Born the son of a farmer and store owner in Plymouth Notch, VT, Calvin Coolidge worked his way up the political ladder as a city councilman, mayor, state assemblyman, and Republican governor of Massachusetts. In 1920, he became vice president under Warren G. Harding and took the presidential reins in 1923, when Harding died in office.

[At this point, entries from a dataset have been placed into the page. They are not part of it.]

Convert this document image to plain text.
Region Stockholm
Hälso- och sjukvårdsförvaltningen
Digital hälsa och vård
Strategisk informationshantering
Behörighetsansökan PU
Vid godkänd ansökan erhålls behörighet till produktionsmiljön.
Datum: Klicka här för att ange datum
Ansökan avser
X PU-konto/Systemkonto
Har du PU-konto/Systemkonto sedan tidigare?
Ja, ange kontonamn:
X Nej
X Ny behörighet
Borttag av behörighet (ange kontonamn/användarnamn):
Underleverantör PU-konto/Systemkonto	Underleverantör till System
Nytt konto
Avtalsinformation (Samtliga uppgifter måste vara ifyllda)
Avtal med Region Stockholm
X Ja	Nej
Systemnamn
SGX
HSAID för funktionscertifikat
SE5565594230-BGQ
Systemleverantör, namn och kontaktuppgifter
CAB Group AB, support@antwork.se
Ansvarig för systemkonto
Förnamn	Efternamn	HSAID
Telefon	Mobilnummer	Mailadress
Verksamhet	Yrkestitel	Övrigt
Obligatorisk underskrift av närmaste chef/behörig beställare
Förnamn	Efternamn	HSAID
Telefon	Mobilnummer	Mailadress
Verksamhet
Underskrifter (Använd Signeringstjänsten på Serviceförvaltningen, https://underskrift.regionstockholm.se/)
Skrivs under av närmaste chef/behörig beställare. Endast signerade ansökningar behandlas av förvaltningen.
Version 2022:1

In 1924, he was elected president with Charles G. Dawes as vice president.

Famously reticent with words, Coolidge once explained to financier and presidential adviser Bernard Baruch why he often sat silently through interviews. “Many time times I say only ‘yes’ or ‘no’ to people and even that is too much,” he said. “It just winds them up for twenty minutes more.”

Coolidge surprised the nation in l927, when he announced, “I do not choose to run for president in l928.” While some historians suggest he took himself out of the nomination process because he foresaw the stock market crash of 1929, Coolidge had, in fact, lost much of his enthusiasm for life following the death of his 16-year-old son, Calvin Jr., who died in 1927 from blood poisoning caused by a blister that came from playing tennis on the White House lawn.

“When he went, the power and glory of the presidency went with him,” Coolidge wrote. “I don’t know why such a price was exacted for occupying the White House.”

In 1928, the Coolidges retired to Northampton, MA, where Calvin died unexpectedly on January 5, l933.